This work addresses the challenge of excessive visual token sequences in long video understanding, which leads to prohibitive memory consumption and latency during inference, while existing compression methods struggle to balance query adaptivity and uneven temporal evidence distribution. To tackle this, the authors propose VideoRouter, a query-driven dual-routing framework built upon InternVL. It features a semantic router that dynamically selects between global coverage and high-resolution preservation strategies, and an image router that leverages early LLM-layer scores to assess frame relevance, thereby retaining fine-grained details in critical frames while efficiently compressing non-essential ones. Trained on Video-QTR-10K and Video-FLR-200K, VideoRouter achieves state-of-the-art performance on VideoMME, MLVU, and LongVideoBench, reducing token count by up to 67.9% under comparable or lower computational budgets.

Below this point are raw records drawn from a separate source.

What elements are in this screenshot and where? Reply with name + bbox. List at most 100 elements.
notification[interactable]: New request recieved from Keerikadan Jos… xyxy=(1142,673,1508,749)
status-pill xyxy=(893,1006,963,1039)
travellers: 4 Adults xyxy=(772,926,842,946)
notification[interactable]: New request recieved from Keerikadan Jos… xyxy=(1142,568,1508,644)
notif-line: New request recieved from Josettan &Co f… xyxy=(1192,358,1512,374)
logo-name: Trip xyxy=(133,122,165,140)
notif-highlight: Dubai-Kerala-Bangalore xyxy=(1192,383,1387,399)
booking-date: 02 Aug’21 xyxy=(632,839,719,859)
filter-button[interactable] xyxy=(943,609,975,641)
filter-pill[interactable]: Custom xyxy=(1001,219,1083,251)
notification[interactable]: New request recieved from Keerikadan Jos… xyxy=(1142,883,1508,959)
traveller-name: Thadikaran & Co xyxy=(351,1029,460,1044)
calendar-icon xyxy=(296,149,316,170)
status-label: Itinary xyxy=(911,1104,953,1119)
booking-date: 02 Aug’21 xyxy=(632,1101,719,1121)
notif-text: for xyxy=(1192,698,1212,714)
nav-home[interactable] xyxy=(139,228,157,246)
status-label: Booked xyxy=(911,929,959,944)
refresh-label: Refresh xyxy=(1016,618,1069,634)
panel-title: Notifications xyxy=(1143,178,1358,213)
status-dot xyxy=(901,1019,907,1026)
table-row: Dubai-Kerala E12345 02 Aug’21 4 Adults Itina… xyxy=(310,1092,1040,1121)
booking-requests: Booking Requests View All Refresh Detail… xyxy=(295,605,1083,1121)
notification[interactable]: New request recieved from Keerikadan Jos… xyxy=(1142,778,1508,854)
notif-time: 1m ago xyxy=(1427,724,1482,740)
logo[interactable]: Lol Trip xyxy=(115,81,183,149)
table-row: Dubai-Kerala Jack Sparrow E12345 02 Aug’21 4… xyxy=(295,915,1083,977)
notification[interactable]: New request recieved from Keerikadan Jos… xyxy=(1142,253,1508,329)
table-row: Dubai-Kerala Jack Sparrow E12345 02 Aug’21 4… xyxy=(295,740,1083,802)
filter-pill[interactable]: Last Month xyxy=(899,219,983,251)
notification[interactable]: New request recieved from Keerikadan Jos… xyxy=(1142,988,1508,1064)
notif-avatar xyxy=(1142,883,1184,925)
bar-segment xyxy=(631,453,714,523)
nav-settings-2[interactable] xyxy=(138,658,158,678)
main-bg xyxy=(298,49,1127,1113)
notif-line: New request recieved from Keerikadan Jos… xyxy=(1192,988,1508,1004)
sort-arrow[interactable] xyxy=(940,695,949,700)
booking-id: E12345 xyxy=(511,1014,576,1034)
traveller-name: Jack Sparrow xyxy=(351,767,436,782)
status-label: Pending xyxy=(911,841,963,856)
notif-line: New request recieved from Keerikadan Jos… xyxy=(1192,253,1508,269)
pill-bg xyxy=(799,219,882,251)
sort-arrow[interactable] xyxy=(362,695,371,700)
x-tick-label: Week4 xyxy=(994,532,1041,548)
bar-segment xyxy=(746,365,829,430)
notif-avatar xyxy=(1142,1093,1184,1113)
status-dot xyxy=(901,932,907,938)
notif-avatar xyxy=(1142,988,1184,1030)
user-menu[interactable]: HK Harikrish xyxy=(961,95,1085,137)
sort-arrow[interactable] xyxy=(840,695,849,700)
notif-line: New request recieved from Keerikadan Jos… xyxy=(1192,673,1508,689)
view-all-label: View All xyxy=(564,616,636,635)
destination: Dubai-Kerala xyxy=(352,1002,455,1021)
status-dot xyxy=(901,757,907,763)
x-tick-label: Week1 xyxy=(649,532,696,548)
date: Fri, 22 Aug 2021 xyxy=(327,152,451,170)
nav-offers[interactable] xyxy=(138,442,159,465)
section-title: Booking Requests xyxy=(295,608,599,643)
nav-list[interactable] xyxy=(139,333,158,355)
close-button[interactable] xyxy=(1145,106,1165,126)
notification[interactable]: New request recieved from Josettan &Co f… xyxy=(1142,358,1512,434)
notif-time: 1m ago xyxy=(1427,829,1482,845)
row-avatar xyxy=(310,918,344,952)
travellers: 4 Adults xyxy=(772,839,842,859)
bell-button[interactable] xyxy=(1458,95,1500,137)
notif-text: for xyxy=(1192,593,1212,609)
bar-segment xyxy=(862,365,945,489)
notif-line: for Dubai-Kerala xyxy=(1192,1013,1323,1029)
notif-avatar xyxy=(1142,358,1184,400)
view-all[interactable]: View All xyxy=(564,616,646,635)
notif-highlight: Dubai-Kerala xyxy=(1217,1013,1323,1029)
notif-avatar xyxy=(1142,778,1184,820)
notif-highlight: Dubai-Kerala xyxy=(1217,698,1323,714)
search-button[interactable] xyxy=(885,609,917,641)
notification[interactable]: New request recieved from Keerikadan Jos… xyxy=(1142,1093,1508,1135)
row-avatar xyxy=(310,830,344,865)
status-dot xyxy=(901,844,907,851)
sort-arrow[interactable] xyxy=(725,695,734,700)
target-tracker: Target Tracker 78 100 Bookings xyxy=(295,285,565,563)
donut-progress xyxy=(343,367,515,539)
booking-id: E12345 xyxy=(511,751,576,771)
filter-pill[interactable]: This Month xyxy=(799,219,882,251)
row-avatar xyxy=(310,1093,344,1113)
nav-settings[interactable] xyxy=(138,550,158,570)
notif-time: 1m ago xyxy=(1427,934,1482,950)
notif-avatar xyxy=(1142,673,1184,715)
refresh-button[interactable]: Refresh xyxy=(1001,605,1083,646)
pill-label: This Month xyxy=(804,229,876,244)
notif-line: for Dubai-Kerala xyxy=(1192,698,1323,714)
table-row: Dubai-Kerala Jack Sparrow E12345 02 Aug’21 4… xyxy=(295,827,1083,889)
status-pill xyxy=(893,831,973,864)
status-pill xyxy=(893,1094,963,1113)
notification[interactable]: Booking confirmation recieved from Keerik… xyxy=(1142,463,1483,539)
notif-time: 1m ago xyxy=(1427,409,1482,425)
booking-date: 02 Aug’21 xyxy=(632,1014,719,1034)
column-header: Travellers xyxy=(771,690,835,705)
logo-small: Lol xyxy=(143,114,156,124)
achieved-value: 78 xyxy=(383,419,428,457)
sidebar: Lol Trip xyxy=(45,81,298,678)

Video large multimodal models increasingly face a scalability bottleneck: long videos produce excessively long visual-token sequences, which sharply increase memory and latency during inference. While existing compression methods are effective in specific settings, most are either weakly query-aware or apply a fixed compression policy across frames, proving suboptimal when visual evidence is unevenly distributed over time. To address this, we present VideoRouter, a query-adaptive dual-router framework built on InternVL for budgeted evidence allocation. The Semantic Router predicts the dominant allocation policy, choosing between broad temporal coverage and adaptive high-resolution preservation, while the Image Router uses early LLM layers to score frame relevance. This enables aggressive compression on less relevant frames while preserving detail on critical evidence frames. To train both routers, we build Video-QTR-10K for allocation-policy supervision and Video-FLR-200K for frame-relevance supervision. Experiments on VideoMME, MLVU, and LongVideoBench show that VideoRouter consistently improves over the InternVL baseline under comparable or lower budgets, achieving up to a 67.9% token reduction.